Jest taki film z 2015 roku, "W głowie się nie mieści". To fantastyczna pełnometrażowa animacja o emocjach właśnie. Skierowana do nieco starszych dzieci, ale już z pięciolatkiem warto ją zobaczyć. Tylko uwaga - na tym się płacze i to nie raz. Ale warto ją zobaczyć i porozmawiać o tym, jak kształtują nas emocje i uświadomić dziecku, że KAŻDY z nas je ma.
Z młodszym maluchem warto przede wszystkim określać słowami to, co czuje: "widzę, że się złościsz", "zauważyłam, że jest ci smutno", itd.
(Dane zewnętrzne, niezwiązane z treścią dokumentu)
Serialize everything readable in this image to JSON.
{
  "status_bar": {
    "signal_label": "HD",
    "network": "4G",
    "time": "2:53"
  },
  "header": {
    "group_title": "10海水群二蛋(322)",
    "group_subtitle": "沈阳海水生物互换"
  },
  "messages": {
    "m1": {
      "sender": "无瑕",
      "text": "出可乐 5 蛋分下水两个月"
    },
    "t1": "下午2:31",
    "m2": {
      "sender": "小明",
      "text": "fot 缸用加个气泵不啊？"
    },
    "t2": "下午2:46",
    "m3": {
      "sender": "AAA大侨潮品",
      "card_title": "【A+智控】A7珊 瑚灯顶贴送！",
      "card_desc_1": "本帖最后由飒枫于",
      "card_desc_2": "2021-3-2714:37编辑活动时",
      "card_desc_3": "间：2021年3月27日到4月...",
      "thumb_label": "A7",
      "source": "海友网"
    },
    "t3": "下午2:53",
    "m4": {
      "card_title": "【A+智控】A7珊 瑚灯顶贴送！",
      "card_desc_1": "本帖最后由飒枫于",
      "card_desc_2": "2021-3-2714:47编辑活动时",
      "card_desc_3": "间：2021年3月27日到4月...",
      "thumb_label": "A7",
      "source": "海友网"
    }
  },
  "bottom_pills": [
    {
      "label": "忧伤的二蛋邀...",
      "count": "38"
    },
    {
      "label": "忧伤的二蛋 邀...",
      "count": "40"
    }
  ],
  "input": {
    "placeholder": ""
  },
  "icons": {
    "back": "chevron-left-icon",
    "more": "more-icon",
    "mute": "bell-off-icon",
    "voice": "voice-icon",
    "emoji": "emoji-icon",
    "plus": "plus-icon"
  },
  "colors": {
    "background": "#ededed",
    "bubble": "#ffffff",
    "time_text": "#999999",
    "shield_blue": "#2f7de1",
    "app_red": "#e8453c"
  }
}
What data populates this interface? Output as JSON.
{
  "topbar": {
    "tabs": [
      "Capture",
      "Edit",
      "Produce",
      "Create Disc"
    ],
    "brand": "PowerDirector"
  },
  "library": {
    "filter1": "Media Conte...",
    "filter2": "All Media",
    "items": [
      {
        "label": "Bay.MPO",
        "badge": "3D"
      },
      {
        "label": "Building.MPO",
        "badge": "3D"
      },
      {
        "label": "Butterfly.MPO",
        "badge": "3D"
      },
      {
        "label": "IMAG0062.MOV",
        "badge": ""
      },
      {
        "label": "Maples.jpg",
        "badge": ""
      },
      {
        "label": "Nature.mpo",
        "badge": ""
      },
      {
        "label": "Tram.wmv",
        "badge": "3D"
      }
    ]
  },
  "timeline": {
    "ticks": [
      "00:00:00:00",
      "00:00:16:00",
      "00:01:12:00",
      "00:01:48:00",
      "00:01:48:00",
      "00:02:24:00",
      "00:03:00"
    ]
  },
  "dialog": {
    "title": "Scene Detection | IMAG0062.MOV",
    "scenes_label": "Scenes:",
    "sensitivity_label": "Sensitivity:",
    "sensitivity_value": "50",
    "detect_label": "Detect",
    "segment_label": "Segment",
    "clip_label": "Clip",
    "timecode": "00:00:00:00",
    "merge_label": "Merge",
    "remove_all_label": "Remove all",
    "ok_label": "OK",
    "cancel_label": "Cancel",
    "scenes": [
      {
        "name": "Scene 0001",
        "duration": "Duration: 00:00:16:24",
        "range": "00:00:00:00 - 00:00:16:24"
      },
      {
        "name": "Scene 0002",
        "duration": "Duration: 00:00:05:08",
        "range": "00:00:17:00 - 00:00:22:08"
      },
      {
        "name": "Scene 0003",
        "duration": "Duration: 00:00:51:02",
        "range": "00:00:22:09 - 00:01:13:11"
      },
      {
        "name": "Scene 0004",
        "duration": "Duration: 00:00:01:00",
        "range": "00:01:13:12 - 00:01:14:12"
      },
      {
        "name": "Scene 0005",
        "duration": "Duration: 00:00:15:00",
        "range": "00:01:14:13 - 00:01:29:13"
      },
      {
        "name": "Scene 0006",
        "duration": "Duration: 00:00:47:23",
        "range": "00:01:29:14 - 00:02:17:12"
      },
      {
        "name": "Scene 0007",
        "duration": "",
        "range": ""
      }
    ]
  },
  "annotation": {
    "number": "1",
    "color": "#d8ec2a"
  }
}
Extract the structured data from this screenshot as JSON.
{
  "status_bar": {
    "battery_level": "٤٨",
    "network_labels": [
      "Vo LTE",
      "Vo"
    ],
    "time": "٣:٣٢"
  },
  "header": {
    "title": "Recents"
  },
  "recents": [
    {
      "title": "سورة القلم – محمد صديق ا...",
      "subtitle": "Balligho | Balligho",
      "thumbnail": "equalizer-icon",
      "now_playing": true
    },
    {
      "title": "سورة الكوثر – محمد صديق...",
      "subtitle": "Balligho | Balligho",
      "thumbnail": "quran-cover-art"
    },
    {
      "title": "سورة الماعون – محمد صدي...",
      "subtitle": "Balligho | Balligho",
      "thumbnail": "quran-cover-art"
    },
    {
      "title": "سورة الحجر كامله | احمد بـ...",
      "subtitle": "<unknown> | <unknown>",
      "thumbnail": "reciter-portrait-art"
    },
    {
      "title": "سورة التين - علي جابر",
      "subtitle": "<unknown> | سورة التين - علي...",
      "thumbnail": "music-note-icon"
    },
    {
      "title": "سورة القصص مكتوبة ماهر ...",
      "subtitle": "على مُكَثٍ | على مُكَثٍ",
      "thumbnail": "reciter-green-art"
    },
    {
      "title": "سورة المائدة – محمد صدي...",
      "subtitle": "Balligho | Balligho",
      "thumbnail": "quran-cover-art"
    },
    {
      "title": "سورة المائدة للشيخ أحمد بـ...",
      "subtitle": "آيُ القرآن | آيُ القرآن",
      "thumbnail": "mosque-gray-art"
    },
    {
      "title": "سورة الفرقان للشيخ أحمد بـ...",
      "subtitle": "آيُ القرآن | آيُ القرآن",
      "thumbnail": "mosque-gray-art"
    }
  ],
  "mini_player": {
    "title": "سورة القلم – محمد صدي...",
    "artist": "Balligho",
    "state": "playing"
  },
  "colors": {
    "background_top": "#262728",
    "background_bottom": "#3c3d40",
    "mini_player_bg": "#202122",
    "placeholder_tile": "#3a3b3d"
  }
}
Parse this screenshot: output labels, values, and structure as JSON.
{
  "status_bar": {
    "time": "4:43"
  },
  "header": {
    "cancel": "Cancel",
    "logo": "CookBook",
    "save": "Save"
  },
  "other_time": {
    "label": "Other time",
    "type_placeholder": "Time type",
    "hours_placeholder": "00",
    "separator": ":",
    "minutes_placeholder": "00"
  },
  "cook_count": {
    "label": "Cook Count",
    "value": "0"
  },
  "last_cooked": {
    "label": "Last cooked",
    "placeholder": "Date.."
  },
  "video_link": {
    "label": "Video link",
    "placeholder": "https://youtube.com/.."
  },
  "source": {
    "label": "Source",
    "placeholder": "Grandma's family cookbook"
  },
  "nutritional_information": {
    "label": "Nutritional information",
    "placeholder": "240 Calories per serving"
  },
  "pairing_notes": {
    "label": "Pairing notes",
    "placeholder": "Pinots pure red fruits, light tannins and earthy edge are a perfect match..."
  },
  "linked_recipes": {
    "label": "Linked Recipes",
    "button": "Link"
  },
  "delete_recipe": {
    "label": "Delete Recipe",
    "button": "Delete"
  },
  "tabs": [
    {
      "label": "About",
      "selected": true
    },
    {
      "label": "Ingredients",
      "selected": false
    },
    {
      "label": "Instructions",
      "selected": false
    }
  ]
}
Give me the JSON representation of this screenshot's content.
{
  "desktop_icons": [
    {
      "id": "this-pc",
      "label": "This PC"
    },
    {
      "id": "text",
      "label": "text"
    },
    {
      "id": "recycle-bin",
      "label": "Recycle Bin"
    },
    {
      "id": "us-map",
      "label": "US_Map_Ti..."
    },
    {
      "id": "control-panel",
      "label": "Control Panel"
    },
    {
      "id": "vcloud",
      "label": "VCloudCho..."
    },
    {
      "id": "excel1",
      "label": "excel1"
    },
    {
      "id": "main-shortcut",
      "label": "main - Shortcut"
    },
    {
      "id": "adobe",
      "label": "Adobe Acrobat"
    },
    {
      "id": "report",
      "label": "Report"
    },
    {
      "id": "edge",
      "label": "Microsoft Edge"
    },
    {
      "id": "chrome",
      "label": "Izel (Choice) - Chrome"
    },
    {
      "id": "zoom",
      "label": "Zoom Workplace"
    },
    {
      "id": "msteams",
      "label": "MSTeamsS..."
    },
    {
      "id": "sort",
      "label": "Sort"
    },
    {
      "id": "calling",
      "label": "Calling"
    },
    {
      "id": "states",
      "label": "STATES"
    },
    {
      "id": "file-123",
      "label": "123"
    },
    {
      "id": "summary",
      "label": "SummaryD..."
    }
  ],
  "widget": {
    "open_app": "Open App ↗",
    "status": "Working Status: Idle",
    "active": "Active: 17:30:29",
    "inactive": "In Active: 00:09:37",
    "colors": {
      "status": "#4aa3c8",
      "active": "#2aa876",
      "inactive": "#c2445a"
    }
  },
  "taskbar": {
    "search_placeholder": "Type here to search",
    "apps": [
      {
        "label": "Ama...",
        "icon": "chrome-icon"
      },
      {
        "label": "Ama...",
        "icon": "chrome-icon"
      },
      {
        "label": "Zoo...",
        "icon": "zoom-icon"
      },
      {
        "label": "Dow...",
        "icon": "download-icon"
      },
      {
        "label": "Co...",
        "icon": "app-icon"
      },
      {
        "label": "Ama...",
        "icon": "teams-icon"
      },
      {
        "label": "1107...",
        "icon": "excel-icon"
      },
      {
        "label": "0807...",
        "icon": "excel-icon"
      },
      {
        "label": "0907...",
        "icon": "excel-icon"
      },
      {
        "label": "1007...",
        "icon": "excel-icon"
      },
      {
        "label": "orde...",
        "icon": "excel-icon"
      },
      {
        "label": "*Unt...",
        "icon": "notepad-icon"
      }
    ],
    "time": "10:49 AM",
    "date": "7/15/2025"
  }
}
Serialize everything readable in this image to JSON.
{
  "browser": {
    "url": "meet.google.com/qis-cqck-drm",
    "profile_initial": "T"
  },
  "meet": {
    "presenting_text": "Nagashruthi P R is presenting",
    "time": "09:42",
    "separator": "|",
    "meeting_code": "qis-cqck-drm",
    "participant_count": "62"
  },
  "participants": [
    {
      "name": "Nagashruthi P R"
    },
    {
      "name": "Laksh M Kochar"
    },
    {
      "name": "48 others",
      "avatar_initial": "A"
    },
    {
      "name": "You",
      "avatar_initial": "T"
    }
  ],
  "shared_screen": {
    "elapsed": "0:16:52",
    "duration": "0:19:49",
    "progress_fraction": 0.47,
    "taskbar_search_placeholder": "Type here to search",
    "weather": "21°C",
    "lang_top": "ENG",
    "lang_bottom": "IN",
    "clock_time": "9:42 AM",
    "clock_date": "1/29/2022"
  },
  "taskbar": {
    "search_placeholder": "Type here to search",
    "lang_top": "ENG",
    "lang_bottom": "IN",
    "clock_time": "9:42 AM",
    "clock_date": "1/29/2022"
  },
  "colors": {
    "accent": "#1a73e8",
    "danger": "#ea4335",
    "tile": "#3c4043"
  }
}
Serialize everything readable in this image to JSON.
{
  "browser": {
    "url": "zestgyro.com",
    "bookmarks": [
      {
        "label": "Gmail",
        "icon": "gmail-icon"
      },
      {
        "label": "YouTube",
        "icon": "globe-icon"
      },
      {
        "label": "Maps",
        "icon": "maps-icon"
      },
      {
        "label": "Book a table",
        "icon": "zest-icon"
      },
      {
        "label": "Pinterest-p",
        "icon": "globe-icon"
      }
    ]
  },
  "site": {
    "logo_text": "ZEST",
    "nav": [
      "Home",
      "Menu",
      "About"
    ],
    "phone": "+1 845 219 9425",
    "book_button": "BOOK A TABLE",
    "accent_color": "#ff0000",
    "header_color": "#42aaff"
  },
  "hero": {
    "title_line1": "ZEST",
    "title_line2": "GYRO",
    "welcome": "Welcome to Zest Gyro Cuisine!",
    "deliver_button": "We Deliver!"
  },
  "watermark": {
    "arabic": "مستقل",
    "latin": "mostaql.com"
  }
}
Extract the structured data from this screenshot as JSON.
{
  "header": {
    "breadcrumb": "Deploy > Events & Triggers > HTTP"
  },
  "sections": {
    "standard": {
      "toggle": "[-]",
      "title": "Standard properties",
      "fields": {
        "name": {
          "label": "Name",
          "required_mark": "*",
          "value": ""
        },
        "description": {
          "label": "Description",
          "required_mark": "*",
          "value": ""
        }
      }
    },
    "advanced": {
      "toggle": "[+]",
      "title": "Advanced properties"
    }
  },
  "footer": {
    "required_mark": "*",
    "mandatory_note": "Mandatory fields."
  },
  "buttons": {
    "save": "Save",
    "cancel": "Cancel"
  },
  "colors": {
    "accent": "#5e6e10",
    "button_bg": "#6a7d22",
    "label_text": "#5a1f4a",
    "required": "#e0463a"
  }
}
Maluch czuje, ale nie potrafi określić słowami, nikt nie lubi czuć się zły, ani smutny, jego instynkt każe mu pozbyć się tych nieprzyjemnych uczuć. Warto na spokojnie pomyśleć i przedyskutować, co może pomóc.
- Na złość może pomóc zgniatanie folli lub tupanie
- Na smutek - przytulenie
- Na zmęczenie - kołysanie w ramionach mamy.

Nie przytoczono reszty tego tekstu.